Katyusha fire 298.88.
(photo credit: AP [file])
On Friday, the residents of the mainly Druse town of Peki'in were getting ready to celebrate the marriage of one of their sons to a young woman from nearby Beit Jann.
The wedding was to be held in a hall in a neighborhood located three kilometers from the Old Town, where men who had served in the army had been given plots of land to build their homes.
Three hours before the feast, two Katyusha rockets fell on the neighborhood as the guests began to gather. One rocket scored a direct hit on the roof of the home where Salman and Dina Ali live with their children Hussein, Rana and Sari.
The rocket exploded on the roof, boring a large hole and landing in a bathroom on the top floor of the two-story house, where it created another large hole in the floor.

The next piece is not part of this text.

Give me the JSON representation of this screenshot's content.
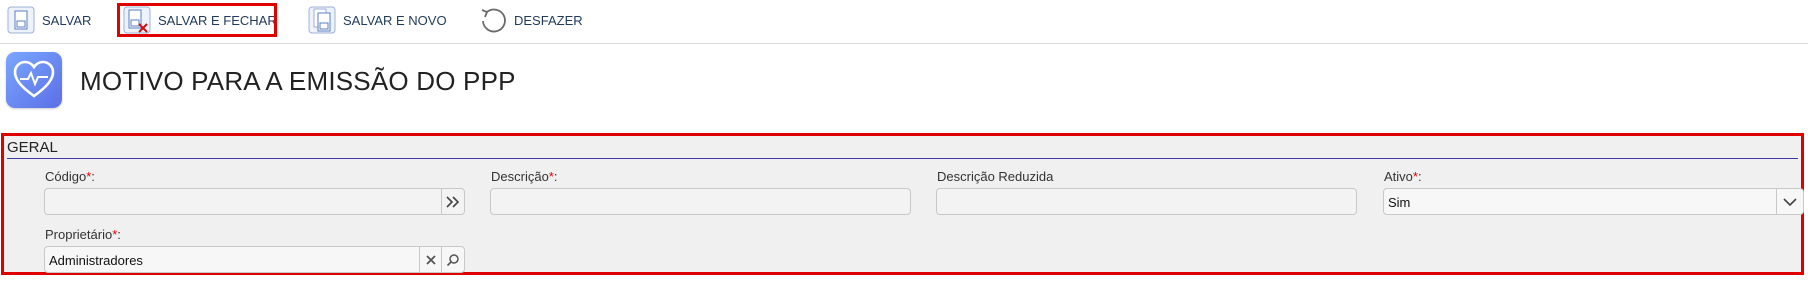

The warhead released tiny metal balls that ripped through everything in their path, destroying a water tank, an air conditioner and a pergola of vines.
The explosion also blew out the wall of a staircase leading from the second floor to the roof.
A few minutes earlier, another rocket had exploded immediately in front of a neighbor's house a few meters away. Altogether, seven houses sustained damage from the two blasts.
According to Ali's nephews, Anan and Alan Kheir, their aunt and uncle had been lucky. A few minutes before the rocket hit their home, they had debated whether to eat upstairs or downstairs. In the end, they chose downstairs, a decision which may have saved their lives.
Galib Kheir, head of the town's tourism department, wanted to know why no members of the media had came to see the damage that Peki'in had suffered over the past six days. It is a question also asked by town engineer Halim Muhana.
Underlying the question, which is asked with obvious resentment or hurt, is the unspoken accusation that no one cares about Peki'in because it isn't Jewish.
The leaders of Peki'in stress that Hizbullah does not distinguish between Jews and Druse. "As far as Nasrallah is concerned, we are all Israelis," said Galib Kheir. "He doesn't care who he hits just as long as he hits."
Local council head Muhammad Kheir also rejected the notion that Peki'in has been hit by mistake. "I think Nasrallah is deliberately aiming at us. After all, he has made so many 'mistakes.' A person makes a mistake once and then he corrects it."
All things considered, the lack of attention that Peki'in is receiving in these difficult times is a minor problem in the grand scheme of things. For the moment, Muhammad Kheir has other things on his mind.
One of them is the inexplicable lack of bomb shelters in the town. About 70 percent of the town's population of 5,200 lives in the Old Town, clustered on the slopes of a hill. For these 3,500 people, there is one public bomb shelter of about 130 square meters. A much smaller shelter is located in a school building far from the residential area. Thus, the overwhelming majority of the population is unprotected.
Another 1,000 residents live in Al Majr, otherwise known as "the western neighborhood," about two-and-a-half kilometers from the Old Town. In 1992, after the Gulf War, the Knesset passed a law requiring anyone building a new home or adding on to an existing one to include a safe room. Less than 15% of the population lives in homes built since the law was passed.
The lack of bomb shelters also means there is nowhere for the town's children to get together. According to directives from the Home Front Command, groups of people may only congregate in safe areas, such as safe rooms or rooms without external walls.
Since there are only two small shelters in Peki'in, there is no place for the children to gather, many of whom are suffering from fear and trauma as a result of the Katyushas. "I wanted to bring a magician to entertain the children," said Kheir. "But we had nowhere to assemble them."
Meanwhile, the local council employees, who are playing a key role in the emergency situation, have not been paid for five months.
Those employed by the community center have not been paid in 17 months.
"Here we are in the middle of a war and we have to fight for a scrap of bread," said Galib Kheir. "We have to make sure we have emergency food supplies at home, but I can't afford to pay for them. Our children are suffering, but I can't take them anywhere or even buy them a computer game to keep them busy."
Tourism has been hard hit, as it has been everywhere in the North. According to Galib Kheir, some 60,000 tourists visit Peki'in each year. The tourist trade supports local restaurants and specialty shops. The town also has a hotel and a youth hostel. Needless to say, all are empty.
Muhammad Kheir has a long list of additional grievances which he has been fighting to resolve ever since being elected head of the local council two and a half years ago. These grievances will have to wait for quieter times, which, he hopes, will arrive "in a few days."
Meanwhile, he and other local and regional council heads belonging to the Forum of Communities along the Confrontation Line are already preparing for the day after. The forum was established during the period when communities within 10 kilometers of the Lebanese border were under constant Katyusha attacks. Until the IDF withdrew from southern Lebanon six years ago, the government gave special benefits to these communities, such as funding for a long school day. After the withdrawal, the government stopped the programs.
On Sunday, the moribund forum reconvened for the first time in several years. This time, said Muhammad Kheir, they have vowed to stick together and not to take the government's word for it when it says the threat from the north is over.